Minnesota does not regulate breast milk donation, said state Health Department spokesman Doug Schultz.

But the FDA has expressed concern about milk-trading websites, warning consumers that the milk offered there carries an increased risk of contamination by drugs or disease, including HIV. The agency further urges mothers not to feed their infants donated milk acquired from other individuals or over the internet, also because of such safety risks.

Some companies and medical experts wonder if even established milk banks — whose voluntary screening practices the FDA praised in 2010 — should be doing more to ensure safety. Dr. Jae Hong Kim, a neonatologist at the University of California, San Diego, said milk banks' safety efforts have worked well thus far but are not error-free. "The challenge is, if you expand the operations, you increase your risk exposure," he said.

Scott Elster, CEO of Prolacta Bioscience, a company that uses human milk to make fortifier products in its pharmaceutical-grade manufacturing facility, said he advocates a more rigorous level of screening.

"We believe that all human milk, whether it is distributed commercially, by a nonprofit or peer-to-peer network, should be tested for drugs of abuse, nicotine and other adulterants," he said.

As recently as the early 1970s, barely a fifth of American babies were breast-fed. Today, more than 80 percent get at least a taste of their mother's milk, according to the federal Centers for Disease Control and Prevention. The health advantages are well-established, especially for premature infants.

"The first class I had on human milk I was blown away," said Maryanne Perrin, a nutrition scientist at the University of North Carolina-Greensboro. "It's a magical food."

No one knows exactly how much excess milk is donated or sold, but the volume is increasing. Pauline Sakamoto, executive director of the Mothers' Milk Bank and former president of the Human Milk Banking Association of North America, an association of nonprofit milk banks in the U.S. and Canada, said her organization's affiliated banks distributed about 4.4 million ounces of human milk to hospitals last year, up from less than half that amount as recently as five years ago.

For-profit breast milk operations are expanding, too. Elster's company, Prolacta Bioscience, stocks warehouse-like freezers full of human milk.
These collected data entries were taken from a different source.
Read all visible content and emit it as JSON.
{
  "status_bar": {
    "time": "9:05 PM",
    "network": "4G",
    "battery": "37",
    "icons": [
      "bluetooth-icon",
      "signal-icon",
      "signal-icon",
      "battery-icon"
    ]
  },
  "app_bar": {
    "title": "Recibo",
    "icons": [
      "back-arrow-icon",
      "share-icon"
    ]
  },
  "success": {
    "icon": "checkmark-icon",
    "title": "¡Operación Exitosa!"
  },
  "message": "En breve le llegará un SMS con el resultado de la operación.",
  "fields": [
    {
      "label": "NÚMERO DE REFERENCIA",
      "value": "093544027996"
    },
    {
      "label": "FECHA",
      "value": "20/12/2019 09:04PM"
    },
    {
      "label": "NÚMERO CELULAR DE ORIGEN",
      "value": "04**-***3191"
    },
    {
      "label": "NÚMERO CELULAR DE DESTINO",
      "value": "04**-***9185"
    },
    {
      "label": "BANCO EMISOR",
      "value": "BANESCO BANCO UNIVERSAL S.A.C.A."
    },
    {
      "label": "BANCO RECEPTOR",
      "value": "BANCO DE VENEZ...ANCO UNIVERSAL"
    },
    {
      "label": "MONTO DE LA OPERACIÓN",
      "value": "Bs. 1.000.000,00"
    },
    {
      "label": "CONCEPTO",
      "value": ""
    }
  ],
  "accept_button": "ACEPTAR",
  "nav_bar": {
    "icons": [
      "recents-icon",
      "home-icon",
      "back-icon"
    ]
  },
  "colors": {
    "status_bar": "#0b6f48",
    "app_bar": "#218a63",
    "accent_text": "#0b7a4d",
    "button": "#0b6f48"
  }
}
Based in City of Industry, Calif., it purchases the milk from women for $1 per ounce. The company uses it to make fortifiers that are added to a mother's or donor's milk to deliver extra calories, proteins and minerals to premature babies.

The products are expensive, at $200 to $300 for a one-day supply. But they win praise from NICU physicians like Kim, because they can replace fortifiers made of cow's milk, which are known to increase the risk of necrotizing enterocolitis and sepsis.

Beyond the NICU and the gates of industry, informal internet-based sites also appear to be booming. One report estimated that the number of online milk transactions in the U.S. soared from 22,000 in 2012 to 55,000 in 2015.

Some milk-sharing networks are run by mothers who sell their milk, while others give it away.

Research shows there's some risk with milk that changes hands on informal sites, however. In 2015, a team of researchers who purchased breast milk on the open market reported in the journal Pediatrics that about 10 percent of samples contained cow's milk, which could have been added by the sellers to increase volume and thus the size of the payment. The same team had reported in 2013 that milk purchased online was frequently contaminated by pathogenic bacteria.

Kim Updegrove, executive director of the nonprofit Mothers' Milk Bank at Austin, in Texas, says the FDA should regulate informal milk-sharing, ideally requiring all milk to go through a milk bank focused on distributing it according to the greatest medical need.

The entire concept of breast milk banking — of any type — was new to Soltes. The La Quinta, Calif., mother said she learned about the milk drive by doing a Google search.

"I thought, wow — I'd rather do this than throw it all out," she said.